What are the optimal media conditions for Prochlorococcus cultivation in recombinant protein studies?

Successful cultivation of Prochlorococcus for recombinant protein studies requires careful media selection. Several media formulations have been developed for Prochlorococcus culture, with significant variations in their composition that can affect growth rates and protein expression levels.

The most widely used media include:

• PRO99: A natural seawater-based medium used by the MIT Cyanobacterial Culture collection and in many published works on Prochlorococcus .

• PCR-S11: Used by the Roscoff Culture Collection (Station Biologique), with higher ammonium and phosphate concentrations (400 μM and 50 μM, respectively) .

• PCR-Tu2: An artificial seawater (ASW)-based medium first developed by Rippka et al .

• AMP1: A modification of PCR-Tu2 with lower trace metal concentrations (1/10th of those in PRO99) and no added copper .

For recombinant protein expression studies, the choice between natural seawater-based and artificial seawater-based media depends on experimental requirements and the specific Prochlorococcus strain.

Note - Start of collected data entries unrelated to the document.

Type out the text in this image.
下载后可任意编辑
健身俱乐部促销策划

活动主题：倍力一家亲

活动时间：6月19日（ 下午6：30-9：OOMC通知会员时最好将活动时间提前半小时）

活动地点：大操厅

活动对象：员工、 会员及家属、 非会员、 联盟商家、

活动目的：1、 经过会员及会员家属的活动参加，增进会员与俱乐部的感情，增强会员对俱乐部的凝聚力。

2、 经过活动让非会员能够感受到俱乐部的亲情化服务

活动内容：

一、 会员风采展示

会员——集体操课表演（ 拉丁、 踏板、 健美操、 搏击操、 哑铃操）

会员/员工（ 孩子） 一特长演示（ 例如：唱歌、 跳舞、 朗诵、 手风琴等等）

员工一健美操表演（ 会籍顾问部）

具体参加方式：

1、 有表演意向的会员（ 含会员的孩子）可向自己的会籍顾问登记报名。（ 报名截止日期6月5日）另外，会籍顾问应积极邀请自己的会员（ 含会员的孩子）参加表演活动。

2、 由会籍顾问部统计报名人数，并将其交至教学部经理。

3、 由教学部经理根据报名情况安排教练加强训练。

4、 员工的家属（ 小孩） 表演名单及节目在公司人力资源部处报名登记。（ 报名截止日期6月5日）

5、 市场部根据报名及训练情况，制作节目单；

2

Maximum cell yields with these media reach 2 × 10⁸ to 3 × 10⁸ cells ml⁻¹, corresponding to Chl a₂ yields of approximately 0.2 to 0.4 mg liter⁻¹ .

How do different media compositions affect recombinant protein expression in Prochlorococcus?

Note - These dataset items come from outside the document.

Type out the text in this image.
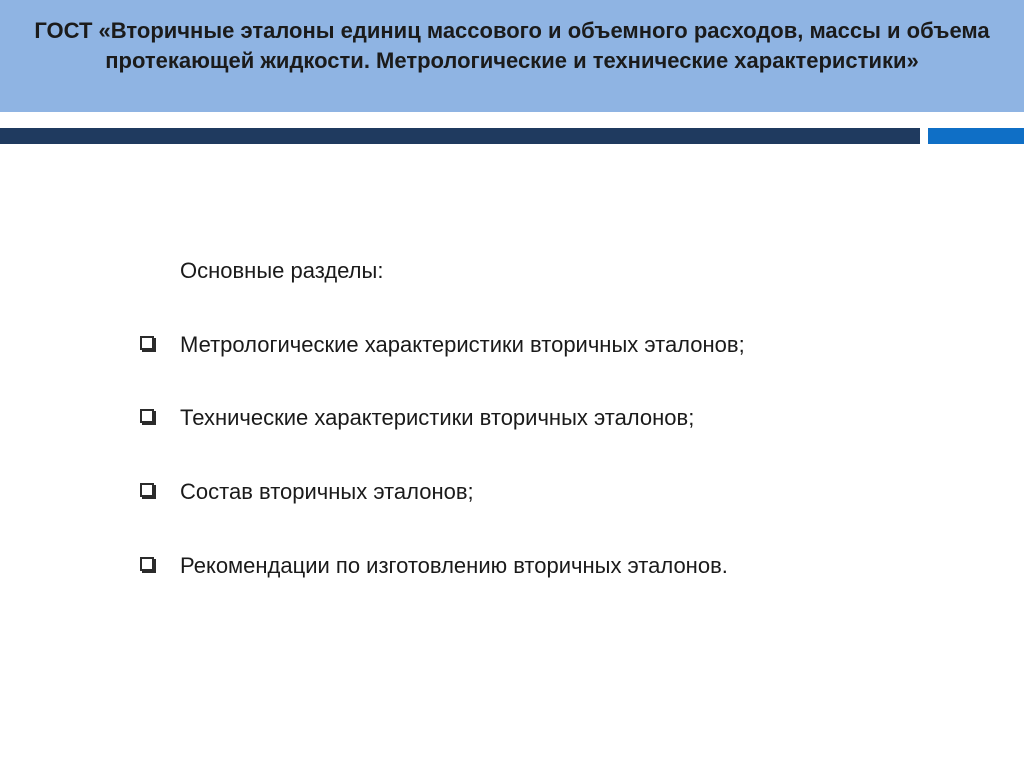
ГОСТ «Вторичные эталоны единиц массового и объемного расходов, массы и объема протекающей жидкости. Метрологические и технические характеристики»

Основные разделы:
Метрологические характеристики вторичных эталонов;
Технические характеристики вторичных эталонов;
Состав вторичных эталонов;
Рекомендации по изготовлению вторичных эталонов.
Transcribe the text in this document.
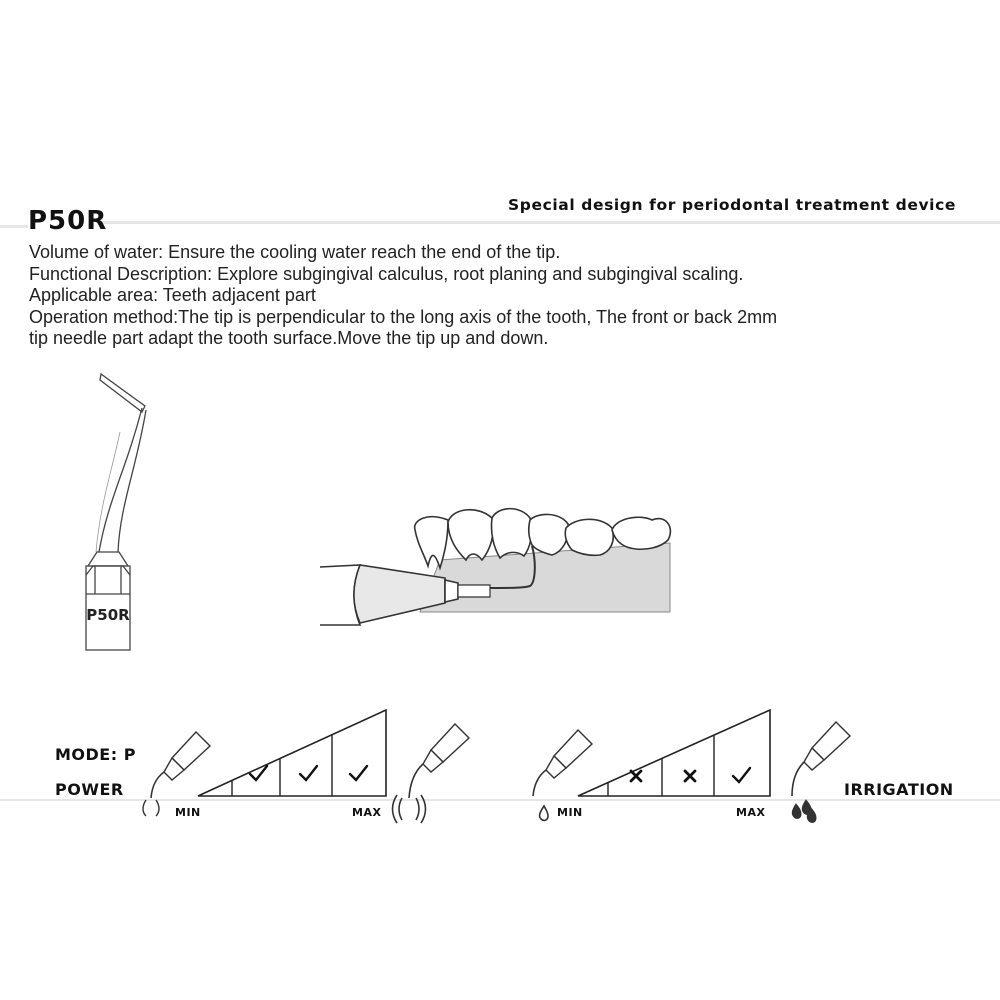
P50R
Special design for periodontal treatment device
Volume of water: Ensure the cooling water reach the end of the tip.
Functional Description: Explore subgingival calculus, root planing and subgingival scaling.
Applicable area: Teeth adjacent part
Operation method:The tip is perpendicular to the long axis of the tooth, The front or back 2mm
tip needle part adapt the tooth surface.Move the tip up and down.
P50R
MODE: P
POWER
MIN	MAX
IRRIGATION
MIN	MAX
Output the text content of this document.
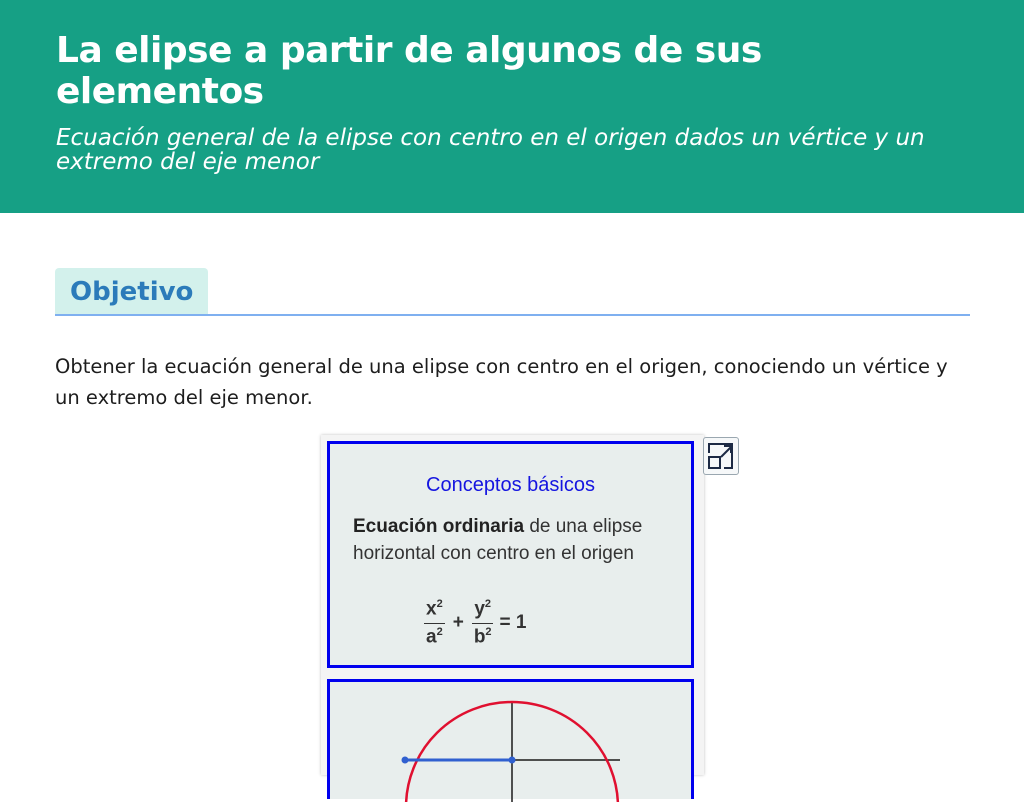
La elipse a partir de algunos de sus elementos
Ecuación general de la elipse con centro en el origen dados un vértice y un extremo del eje menor
Objetivo

Obtener la ecuación general de una elipse con centro en el origen, conociendo un vértice y un extremo del eje menor.

Conceptos básicos
Ecuación ordinaria de una elipse horizontal con centro en el origen
$\frac{x^2}{a^2} + \frac{y^2}{b^2} = 1$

Media composition significantly impacts recombinant protein expression in Prochlorococcus, particularly with respect to trace metals, nitrogen sources, and phosphate concentrations. The table below summarizes key differences in media formulations that can affect protein expression:

When developing expression systems for recombinant Prochlorococcus NDK, researchers should systematically test different media formulations to identify conditions that balance cell growth with optimal protein expression and enzymatic activity.

What light and temperature conditions optimize recombinant protein production in Prochlorococcus?

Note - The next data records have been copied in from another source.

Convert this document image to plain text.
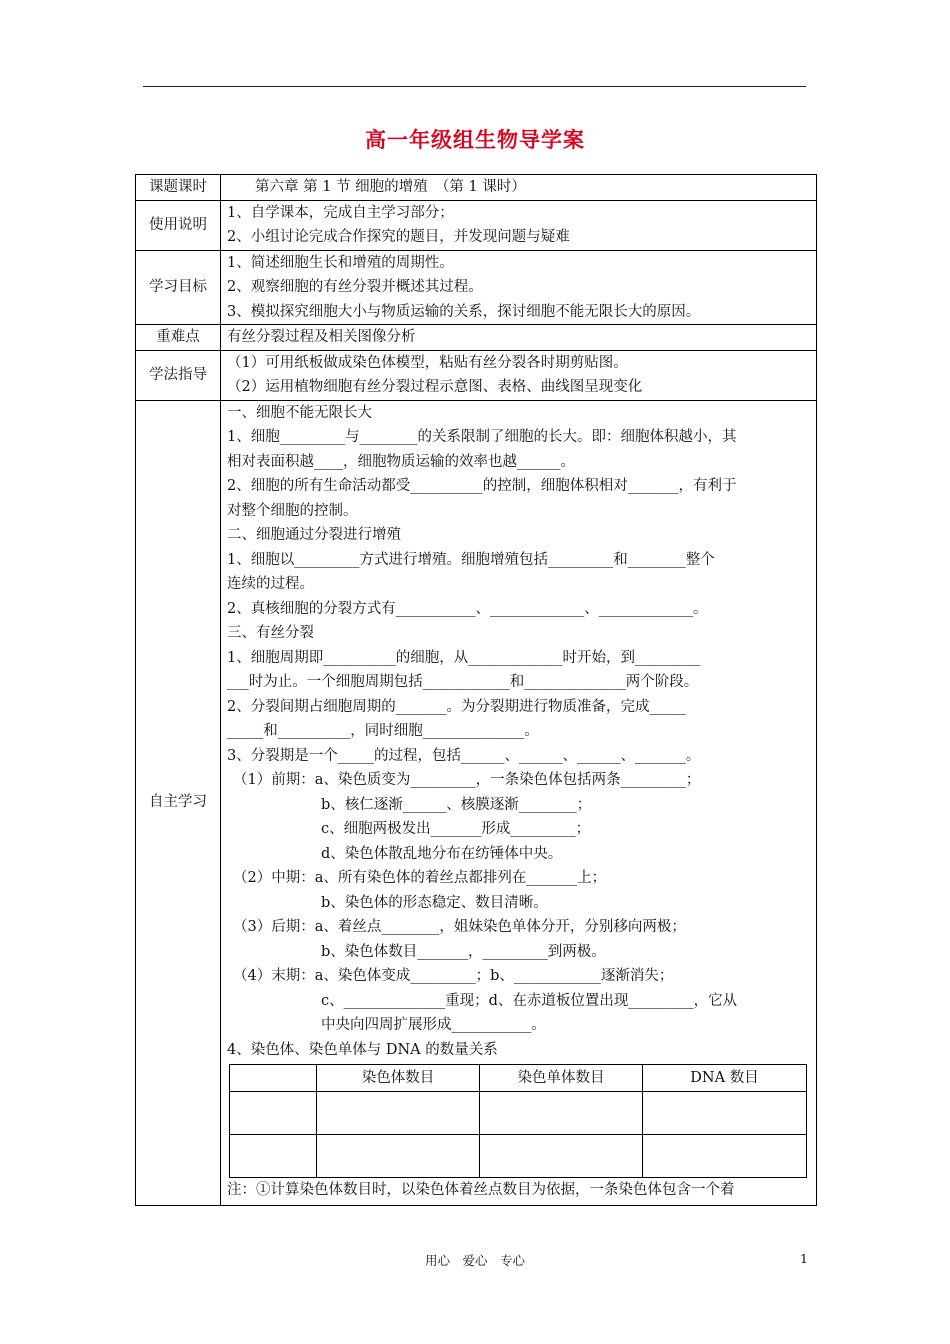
高一年级组生物导学案
课题课时	第六章 第 1 节 细胞的增殖　（第 1 课时）

使用说明	
1、自学课本，完成自主学习部分；
2、小组讨论完成合作探究的题目，并发现问题与疑难

学习目标	
1、简述细胞生长和增殖的周期性。
2、观察细胞的有丝分裂并概述其过程。
3、模拟探究细胞大小与物质运输的关系，探讨细胞不能无限长大的原因。

重难点	有丝分裂过程及相关图像分析

学法指导	
（1）可用纸板做成染色体模型，粘贴有丝分裂各时期剪贴图。
（2）运用植物细胞有丝分裂过程示意图、表格、曲线图呈现变化

自主学习	
一、细胞不能无限长大
1、细胞_________与________的关系限制了细胞的长大。即：细胞体积越小，其
相对表面积越____，细胞物质运输的效率也越______。
2、细胞的所有生命活动都受__________的控制，细胞体积相对_______，有利于
对整个细胞的控制。
二、细胞通过分裂进行增殖
1、细胞以_________方式进行增殖。细胞增殖包括_________和________整个
连续的过程。
2、真核细胞的分裂方式有___________、_____________、_____________。
三、有丝分裂
1、细胞周期即__________的细胞，从_____________时开始，到_________
___时为止。一个细胞周期包括____________和______________两个阶段。
2、分裂间期占细胞周期的_______。为分裂期进行物质准备，完成_____
_____和__________，同时细胞______________。
3、分裂期是一个_____的过程，包括______、______、______、_______。
（1）前期：a、染色质变为_________，一条染色体包括两条_________；
b、核仁逐渐______、核膜逐渐________；
c、细胞两极发出_______形成_________；
d、染色体散乱地分布在纺锤体中央。
（2）中期：a、所有染色体的着丝点都排列在_______上；
b、染色体的形态稳定、数目清晰。
（3）后期：a、着丝点________，姐妹染色单体分开，分别移向两极；
b、染色体数目_______，_________到两极。
（4）末期：a、染色体变成_________；b、____________逐渐消失；
c、______________重现；d、在赤道板位置出现_________，它从
中央向四周扩展形成___________。
4、染色体、染色单体与 DNA 的数量关系
	染色体数目	染色单体数目	DNA 数目

注：①计算染色体数目时，以染色体着丝点数目为依据，一条染色体包含一个着
用心　爱心　专心	1
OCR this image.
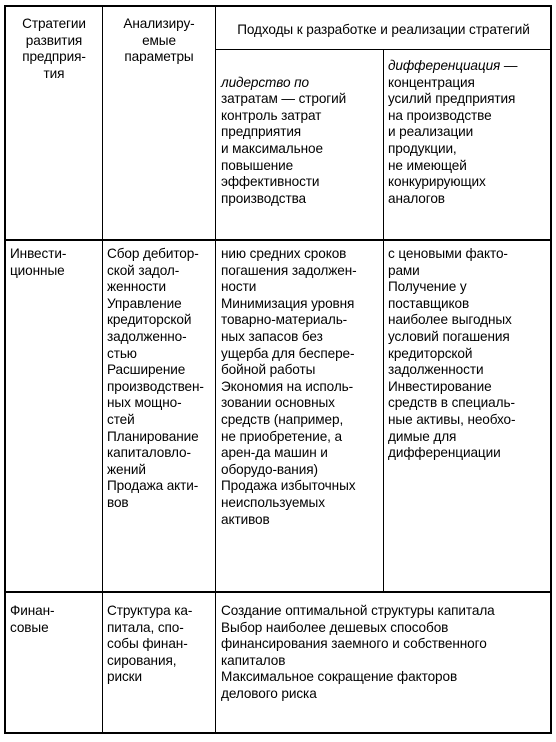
Стратегии
развития
предприя-
тия
Анализиру-
емые
параметры
Подходы к разработке и реализации стратегий

лидерство по
затратам — строгий
контроль затрат
предприятия
и максимальное
повышение
эффективности
производства

дифференциация —
концентрация
усилий предприятия
на производстве
и реализации
продукции,
не имеющей
конкурирующих
аналогов
Инвести-
ционные
Сбор дебитор-
ской задол-
женности
Управление
кредиторской
задолженно-
стью
Расширение
производствен-
ных мощно-
стей
Планирование
капиталовло-
жений
Продажа акти-
вов
нию средних сроков
погашения задолжен-
ности
Минимизация уровня
товарно-материаль-
ных запасов без
ущерба для беспере-
бойной работы
Экономия на исполь-
зовании основных
средств (например,
не приобретение, а
арен-да машин и
оборудо-вания)
Продажа избыточных
неиспользуемых
активов
с ценовыми факто-
рами
Получение у
поставщиков
наиболее выгодных
условий погашения
кредиторской
задолженности
Инвестирование
средств в специаль-
ные активы, необхо-
димые для
дифференциации
Финан-
совые
Структура ка-
питала, спо-
собы финан-
сирования,
риски
Создание оптимальной структуры капитала
Выбор наиболее дешевых способов
финансирования заемного и собственного
капиталов
Максимальное сокращение факторов
делового риска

Light and temperature conditions critically influence Prochlorococcus growth and recombinant protein expression. Prochlorococcus exhibits remarkable adaptations to different light environments, as evidenced by variations in pigment composition with depth. The ratio of Chl b₂ to Chl a₂ in wild Prochlorococcus cells ranges from 0.15 in the surface layer to 2.9 below the deep Chl maximum, indicating significant photoacclimation capabilities .

For laboratory cultivation, light conditions should be tailored to the specific Prochlorococcus ecotype being used. Surface-adapted ecotypes (like MED4) typically prefer higher light intensities, while deep-water ecotypes (like SS120) are adapted to low-light conditions. A general recommendation would be:

• Surface ecotypes: 40-80 μmol photons m⁻² s⁻¹ with a 14:10 light:dark cycle

• Deep-water ecotypes: 10-30 μmol photons m⁻² s⁻¹ with a 14:10 light:dark cycle

Regarding temperature, since Prochlorococcus is found in oceanic waters between 40°S and 40°N latitudes , temperatures in the range of 20-25°C are appropriate for most strains, though specific ecotypes may have different temperature optima reflecting their native environment.

For recombinant protein expression, the light regime can be manipulated to maximize expression if the recombinant gene is under the control of a light-responsive promoter. Temperature shifts might also be employed to balance growth rate with proper protein folding, particularly for complex multi-domain proteins.

What are the key challenges in expressing recombinant Prochlorococcus NDK?

Expressing recombinant Prochlorococcus NDK presents several significant challenges that researchers must address:

First, genetic manipulation of Prochlorococcus itself is extraordinarily difficult. The search results highlight that "growth on solid medium, despite repeated attempts, has not been successful to date, restraining the possible use of Prochlorococcus for genetic manipulations such as site-directed mutagenesis. This is one of the most critical bottlenecks for future research on Prochlorococcus" . Without reliable transformation systems or selection on solid media, direct expression in Prochlorococcus remains problematic.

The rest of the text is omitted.